ERIC WEDDLE, Journal & Courier
THE ASSOCIATED PRESS
---- — WEST LAFAYETTE, Ind. (AP) — The long-delayed Seng-Liang Wang Hall, a $38 million Purdue University building on Northwestern Avenue, will open in August.
Initially envisioned as heavy mix of commercial business and the new home for School of Electrical and Computer Engineering, the four-story, 147,000-square-foot facility will now be leased mostly to Purdue engineering programs, plus the Purdue Federal Credit Union and a few restaurants on the ground level.
Plans to expand the College of Engineering led to the shift in the building tenants, said Joe Hornett, Purdue Research Foundation chief operating officer. The foundation is developing the building with Indianapolis-based Browning Investments and is leasing space to Purdue.
"When President (Mitch) Daniels came up with the list of Purdue Moves, one of those was definite: we are going to expand the college," he said about how Wang Hall became more of an academic focus. "This is still mixed use. The tenants have changed."
As part of the expansion, goals are set to enroll 1,500 more engineering students by 2016, a 14 percent increase, and hire up to 107 additional faculty in the next five years.
The delay in Wang Hall's completion has been a mix of state and local approvals. In 2011 community members and some city officials raised concerns with Purdue Research Foundation about the project's impact on the adjacent New Chauncey Neighborhood. Those groups found compromise, yet much time passed before the State Budget Committee approved a sublease agreement between PRF and the university.
The School of Electrical and Computer Engineering will use about 41,000 square feet for laboratories, offices, conference rooms and more at the building just south of the intersection of Northwestern and Stadium avenues. Also in the building will be the School of Engineering Education and Center for Professional Studies, also know as ProStar. That program offers technical online courses, certifications and weekend programs.
The fourth floor will be used as temporary homes for engineering facilities that are undergoing renovations. Staff and others will relocate to the area until work is complete so education and research won't be affected, Hornett said.

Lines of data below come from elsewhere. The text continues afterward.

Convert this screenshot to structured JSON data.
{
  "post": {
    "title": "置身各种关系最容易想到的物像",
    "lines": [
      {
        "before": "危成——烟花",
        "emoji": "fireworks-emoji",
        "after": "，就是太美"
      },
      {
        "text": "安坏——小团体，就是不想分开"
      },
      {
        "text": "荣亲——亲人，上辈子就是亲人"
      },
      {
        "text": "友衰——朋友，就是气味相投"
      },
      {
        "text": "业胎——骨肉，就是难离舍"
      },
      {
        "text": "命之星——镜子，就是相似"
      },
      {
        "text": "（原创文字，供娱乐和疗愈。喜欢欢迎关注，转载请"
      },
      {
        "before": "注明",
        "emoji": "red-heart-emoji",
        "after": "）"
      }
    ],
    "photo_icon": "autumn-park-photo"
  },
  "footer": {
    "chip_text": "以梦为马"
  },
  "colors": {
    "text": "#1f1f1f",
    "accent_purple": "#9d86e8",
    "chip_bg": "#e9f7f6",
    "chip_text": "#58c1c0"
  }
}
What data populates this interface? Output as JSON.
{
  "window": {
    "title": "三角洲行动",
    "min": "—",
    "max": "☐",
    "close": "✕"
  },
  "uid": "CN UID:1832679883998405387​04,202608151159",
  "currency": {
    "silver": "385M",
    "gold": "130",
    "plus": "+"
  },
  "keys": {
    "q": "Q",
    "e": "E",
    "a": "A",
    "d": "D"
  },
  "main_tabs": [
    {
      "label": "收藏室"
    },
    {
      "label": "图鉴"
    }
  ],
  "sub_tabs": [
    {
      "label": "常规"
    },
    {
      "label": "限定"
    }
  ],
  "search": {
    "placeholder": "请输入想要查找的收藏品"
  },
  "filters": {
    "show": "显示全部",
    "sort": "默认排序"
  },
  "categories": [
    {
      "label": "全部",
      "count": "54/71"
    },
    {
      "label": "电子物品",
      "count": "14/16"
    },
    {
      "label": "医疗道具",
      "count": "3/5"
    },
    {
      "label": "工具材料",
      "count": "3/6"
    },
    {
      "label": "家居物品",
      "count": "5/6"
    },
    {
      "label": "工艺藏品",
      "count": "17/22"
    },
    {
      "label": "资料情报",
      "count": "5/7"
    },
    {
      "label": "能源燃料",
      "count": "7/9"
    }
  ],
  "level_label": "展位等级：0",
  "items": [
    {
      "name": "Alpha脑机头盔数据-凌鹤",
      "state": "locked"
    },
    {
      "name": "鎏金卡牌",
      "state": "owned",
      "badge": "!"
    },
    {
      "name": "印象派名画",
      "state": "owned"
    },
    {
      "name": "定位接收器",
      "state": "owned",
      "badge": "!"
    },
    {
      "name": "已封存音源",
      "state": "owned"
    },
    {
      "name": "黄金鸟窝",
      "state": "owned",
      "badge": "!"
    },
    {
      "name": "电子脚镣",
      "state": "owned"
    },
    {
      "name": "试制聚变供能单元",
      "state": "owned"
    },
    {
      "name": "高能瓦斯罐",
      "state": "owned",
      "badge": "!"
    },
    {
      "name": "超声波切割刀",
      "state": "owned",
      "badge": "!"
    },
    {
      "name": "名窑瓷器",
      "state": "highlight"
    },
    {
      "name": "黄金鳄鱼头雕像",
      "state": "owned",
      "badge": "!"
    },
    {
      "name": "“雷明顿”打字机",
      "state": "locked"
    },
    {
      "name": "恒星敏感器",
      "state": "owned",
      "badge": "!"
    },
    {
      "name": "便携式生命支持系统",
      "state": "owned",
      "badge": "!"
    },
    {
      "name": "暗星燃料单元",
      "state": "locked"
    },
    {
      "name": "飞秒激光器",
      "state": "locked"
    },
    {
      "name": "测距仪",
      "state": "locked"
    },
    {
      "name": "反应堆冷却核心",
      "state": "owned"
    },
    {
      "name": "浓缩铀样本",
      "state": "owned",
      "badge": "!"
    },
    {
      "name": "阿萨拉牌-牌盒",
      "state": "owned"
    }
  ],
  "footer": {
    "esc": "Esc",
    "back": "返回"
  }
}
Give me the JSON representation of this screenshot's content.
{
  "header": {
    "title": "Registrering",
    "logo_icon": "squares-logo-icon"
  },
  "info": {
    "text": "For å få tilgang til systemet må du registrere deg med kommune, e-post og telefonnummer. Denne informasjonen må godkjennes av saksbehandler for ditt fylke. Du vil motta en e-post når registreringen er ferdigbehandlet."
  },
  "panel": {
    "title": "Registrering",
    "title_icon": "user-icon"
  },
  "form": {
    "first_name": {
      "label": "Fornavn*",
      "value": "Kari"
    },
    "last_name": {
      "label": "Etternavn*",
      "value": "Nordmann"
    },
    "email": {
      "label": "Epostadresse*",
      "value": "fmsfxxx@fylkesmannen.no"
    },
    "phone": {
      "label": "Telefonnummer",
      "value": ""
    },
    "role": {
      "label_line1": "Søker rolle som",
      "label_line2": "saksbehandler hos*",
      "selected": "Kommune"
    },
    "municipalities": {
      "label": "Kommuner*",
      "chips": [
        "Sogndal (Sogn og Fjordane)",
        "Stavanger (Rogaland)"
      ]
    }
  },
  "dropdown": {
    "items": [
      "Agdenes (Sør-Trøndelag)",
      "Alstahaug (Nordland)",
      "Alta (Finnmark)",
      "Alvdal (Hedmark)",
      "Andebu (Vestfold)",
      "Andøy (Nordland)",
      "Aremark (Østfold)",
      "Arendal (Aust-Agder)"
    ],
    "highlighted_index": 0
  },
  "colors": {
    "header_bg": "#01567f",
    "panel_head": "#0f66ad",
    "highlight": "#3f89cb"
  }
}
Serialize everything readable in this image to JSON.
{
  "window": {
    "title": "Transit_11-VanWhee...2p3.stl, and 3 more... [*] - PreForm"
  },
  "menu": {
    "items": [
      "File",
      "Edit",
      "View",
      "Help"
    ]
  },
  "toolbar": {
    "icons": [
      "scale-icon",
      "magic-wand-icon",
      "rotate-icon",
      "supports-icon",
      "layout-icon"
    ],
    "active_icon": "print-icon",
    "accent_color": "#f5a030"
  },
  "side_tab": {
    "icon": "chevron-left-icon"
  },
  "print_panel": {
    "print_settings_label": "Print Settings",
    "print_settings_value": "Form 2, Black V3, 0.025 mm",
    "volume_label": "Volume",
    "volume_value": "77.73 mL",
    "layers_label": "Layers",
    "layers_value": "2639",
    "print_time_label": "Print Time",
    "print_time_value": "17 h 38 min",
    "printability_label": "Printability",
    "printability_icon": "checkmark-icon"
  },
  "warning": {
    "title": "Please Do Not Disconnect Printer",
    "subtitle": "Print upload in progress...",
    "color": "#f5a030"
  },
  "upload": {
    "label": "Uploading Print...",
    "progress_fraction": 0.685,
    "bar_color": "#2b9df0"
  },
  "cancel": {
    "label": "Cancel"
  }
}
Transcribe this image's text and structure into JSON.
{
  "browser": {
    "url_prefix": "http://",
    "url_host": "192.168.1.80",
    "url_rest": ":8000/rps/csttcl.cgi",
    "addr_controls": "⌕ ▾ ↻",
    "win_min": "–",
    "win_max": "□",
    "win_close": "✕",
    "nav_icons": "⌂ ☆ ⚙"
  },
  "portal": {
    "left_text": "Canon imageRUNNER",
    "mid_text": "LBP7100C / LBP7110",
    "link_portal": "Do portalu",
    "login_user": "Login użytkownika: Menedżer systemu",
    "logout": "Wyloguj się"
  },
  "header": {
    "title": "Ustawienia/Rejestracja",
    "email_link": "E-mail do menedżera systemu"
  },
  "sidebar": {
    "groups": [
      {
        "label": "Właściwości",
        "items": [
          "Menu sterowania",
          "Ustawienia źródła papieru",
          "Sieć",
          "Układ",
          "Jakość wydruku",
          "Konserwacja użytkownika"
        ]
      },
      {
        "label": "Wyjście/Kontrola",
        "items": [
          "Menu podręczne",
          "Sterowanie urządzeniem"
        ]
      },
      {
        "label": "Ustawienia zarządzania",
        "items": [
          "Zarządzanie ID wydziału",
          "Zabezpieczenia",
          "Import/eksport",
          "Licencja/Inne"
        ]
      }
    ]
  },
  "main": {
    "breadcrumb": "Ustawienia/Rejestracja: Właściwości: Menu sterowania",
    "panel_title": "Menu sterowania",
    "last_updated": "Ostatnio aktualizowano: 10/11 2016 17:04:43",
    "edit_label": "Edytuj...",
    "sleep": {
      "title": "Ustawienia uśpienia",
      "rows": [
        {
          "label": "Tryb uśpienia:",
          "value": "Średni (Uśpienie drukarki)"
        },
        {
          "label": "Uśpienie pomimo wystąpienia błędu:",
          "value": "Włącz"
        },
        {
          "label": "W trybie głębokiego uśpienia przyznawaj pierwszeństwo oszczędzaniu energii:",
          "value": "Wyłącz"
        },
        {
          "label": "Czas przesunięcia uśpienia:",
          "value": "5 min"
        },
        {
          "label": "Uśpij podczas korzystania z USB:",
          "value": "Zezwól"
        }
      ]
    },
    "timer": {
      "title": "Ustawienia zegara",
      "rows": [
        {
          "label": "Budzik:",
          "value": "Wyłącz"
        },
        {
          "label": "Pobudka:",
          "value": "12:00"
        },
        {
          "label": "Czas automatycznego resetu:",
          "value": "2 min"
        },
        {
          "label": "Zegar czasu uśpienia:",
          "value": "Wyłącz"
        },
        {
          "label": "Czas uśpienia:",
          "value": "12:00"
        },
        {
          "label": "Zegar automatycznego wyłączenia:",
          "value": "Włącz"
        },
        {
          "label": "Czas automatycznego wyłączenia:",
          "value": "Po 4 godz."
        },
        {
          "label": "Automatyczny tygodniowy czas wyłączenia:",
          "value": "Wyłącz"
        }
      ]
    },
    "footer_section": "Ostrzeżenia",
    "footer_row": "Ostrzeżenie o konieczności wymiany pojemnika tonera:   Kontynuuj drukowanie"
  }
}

Bob Falk, president and CEO of Purdue Federal Credit Union, said employees are eager to move into Wang Hall. The credit union was in one of several buildings demolished to make way for the hall. Since late 2012, the branch temporarily relocated to Purdue West shopping center.
"They built a beautiful building," Falk told the Journal & Courier (http://on.jconline.com/PpTMbw ). "The change in the tenants works for us, because virtually everyone in the building will be eligible to be customers."
Falk said the Purdue West location will remain open through most of the year.
Who the credit union will share the ground floor with is unknown. Hornett said discussions are underway with about 20 entities.
"Two or three restaurants/coffee shops," Hornett said about what will eventually open there. "We are still working on getting those landed."
Wang Hall was originally envisioned as an $18 million building to house the School of Electrical and Computer Engineering as part of Discovery Park on the west side of campus. Patrick Wang, chairman and chief executive officer of Johnson Electric in Hong Kong, and his wife, Lucy, gave $5 million in 2003 for that building. Wang Hall is named after Patrick Wang's father.
Purdue will pay $18 million in the form of prepaid rent as part of the sublease agreement for the Electrical and Computer Engineering School space — $14.8 million will come from gifts, and the rest from capital reserve funds. In addition to the prepaid rent on the sublease, Purdue will be responsible for a proportionate share of common area, building operation and maintenance costs, as are other tenants in the facility, according to Purdue Research Foundation.